I am experimenting opencl with examples from the book OpenCL in Action. I found different behaviors on different devices. Below is the kernel code about matrix multiplication I am in trouble with.

__kernel void matrix_mult(__global float4 *a_mat, 
      __global float4 *b_mat, __global float *c_mat) {

   float sum;

   int num_rows = get_global_size(0);
   int vectors_per_row = num_rows/4;
   int start = get_global_id(0) * vectors_per_row;
   a_mat += start;
   c_mat += start*4;

   for(int i=0; i<num_rows; i++) {
      sum = 0.0f;
      for(int j=0; j<vectors_per_row; j++) {
         sum += dot(a_mat[j], b_mat[i * vectors_per_row + j]);
      }
      c_mat[i] = sum;
   }
}

I tested with AMD GPU, Intel GPU and Intel CPU. All three devices can complete the kernel if the matrix size is 1024x1024 (the kernel is executed with global size set to 1024). However, if I increase the matrix size to 2048x2048 (the kernel is then executed with global size set to 2048), although the AMD GPU and Intel CPU can complete gratefully, the execution of the kernel using Intel GPU hanged without return.

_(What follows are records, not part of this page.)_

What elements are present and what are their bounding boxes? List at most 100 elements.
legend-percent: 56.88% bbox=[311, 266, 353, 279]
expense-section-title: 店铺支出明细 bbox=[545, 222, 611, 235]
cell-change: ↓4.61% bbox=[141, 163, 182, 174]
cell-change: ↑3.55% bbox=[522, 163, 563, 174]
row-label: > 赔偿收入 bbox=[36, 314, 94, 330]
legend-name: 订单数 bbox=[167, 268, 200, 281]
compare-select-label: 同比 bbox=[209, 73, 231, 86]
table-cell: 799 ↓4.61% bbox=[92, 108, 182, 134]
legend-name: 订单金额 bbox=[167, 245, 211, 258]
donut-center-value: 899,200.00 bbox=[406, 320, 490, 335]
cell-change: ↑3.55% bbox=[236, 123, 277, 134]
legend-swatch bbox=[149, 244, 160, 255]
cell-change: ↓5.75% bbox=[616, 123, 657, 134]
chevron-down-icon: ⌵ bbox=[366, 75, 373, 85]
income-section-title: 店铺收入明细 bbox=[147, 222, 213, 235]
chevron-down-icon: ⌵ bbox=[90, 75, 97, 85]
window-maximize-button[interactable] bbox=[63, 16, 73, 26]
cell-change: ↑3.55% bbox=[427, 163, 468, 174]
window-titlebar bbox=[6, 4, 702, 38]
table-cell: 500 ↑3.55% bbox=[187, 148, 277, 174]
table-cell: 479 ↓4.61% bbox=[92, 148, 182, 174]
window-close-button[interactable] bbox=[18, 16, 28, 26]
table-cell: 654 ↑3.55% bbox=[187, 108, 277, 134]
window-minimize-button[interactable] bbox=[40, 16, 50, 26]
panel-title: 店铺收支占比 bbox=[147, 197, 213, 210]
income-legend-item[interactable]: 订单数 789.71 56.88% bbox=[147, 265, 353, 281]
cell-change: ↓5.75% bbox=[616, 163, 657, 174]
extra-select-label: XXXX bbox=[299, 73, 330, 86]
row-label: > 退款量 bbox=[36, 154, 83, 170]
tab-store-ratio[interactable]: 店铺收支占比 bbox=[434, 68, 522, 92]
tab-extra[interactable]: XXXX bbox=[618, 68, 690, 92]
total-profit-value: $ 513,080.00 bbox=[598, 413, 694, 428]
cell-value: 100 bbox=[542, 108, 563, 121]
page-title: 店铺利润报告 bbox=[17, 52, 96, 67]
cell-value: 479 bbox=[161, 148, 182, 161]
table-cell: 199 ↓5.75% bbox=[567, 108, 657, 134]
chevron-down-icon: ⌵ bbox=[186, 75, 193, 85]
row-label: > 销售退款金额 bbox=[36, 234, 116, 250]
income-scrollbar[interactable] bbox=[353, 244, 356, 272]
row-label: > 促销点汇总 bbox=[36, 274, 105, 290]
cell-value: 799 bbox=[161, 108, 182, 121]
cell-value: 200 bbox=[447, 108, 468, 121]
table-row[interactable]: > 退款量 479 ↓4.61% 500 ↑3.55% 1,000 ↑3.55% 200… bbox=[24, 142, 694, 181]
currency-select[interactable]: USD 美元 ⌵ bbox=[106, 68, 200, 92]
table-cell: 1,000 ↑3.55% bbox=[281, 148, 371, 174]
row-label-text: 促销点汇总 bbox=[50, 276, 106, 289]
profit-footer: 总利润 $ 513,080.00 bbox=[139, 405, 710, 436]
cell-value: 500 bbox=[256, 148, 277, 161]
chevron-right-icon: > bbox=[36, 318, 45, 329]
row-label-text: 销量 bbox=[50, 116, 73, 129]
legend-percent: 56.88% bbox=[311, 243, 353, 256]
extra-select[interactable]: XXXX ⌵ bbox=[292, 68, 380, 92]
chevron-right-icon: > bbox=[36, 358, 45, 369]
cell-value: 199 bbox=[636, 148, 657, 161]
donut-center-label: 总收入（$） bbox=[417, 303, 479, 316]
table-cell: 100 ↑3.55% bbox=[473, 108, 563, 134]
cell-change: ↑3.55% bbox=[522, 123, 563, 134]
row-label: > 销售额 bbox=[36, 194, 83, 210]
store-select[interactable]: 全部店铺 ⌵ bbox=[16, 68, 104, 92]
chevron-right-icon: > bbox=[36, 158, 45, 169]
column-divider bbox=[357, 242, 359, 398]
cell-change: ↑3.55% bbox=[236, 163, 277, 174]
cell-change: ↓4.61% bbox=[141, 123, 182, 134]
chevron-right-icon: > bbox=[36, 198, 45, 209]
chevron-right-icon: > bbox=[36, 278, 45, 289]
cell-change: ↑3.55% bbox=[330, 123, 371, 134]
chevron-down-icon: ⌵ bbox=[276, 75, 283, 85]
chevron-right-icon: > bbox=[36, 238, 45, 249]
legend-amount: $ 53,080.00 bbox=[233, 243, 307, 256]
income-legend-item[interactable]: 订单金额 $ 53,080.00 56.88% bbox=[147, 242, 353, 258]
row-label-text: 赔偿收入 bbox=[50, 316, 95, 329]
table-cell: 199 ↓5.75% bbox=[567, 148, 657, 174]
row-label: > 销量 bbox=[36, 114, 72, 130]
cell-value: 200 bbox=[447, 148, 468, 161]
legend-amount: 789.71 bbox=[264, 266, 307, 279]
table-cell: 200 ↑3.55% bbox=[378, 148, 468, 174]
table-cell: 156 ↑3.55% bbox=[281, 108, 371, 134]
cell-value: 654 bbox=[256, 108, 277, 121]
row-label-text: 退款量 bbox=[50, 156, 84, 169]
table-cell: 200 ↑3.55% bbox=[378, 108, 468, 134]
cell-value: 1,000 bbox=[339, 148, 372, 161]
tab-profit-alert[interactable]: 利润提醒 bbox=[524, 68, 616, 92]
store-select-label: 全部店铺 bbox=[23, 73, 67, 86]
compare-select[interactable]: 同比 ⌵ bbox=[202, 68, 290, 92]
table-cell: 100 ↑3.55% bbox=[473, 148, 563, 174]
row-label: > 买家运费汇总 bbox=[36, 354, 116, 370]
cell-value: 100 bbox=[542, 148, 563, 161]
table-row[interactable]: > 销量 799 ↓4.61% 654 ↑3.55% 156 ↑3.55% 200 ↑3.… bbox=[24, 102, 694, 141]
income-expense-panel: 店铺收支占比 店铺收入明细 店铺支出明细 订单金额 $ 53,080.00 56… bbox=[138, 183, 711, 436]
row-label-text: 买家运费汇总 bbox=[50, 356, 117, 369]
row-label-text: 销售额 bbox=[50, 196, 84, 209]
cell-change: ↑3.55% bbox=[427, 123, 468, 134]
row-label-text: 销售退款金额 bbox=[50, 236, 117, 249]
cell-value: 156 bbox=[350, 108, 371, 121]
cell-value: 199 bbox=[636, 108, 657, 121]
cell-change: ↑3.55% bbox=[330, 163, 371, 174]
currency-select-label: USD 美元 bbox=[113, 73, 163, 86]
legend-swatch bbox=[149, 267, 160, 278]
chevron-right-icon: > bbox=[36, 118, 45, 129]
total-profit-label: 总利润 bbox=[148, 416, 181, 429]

The issue seems devices specific. If I commented out the line inside the for loop (i.e. the line with sum+= dot…), then Intel GPU can complete the kernel execution.

I wonder the issue may be related to the conflict of global memory access of a_mat and b_mat across different processing elements.

May any experts offer me any advice to figure out a solution?

I got advice from Intel that the GPU hardware I am using is no longer supported by Intel Studio 2019. My issue is likely hardware compatibility matter. This case can be closed.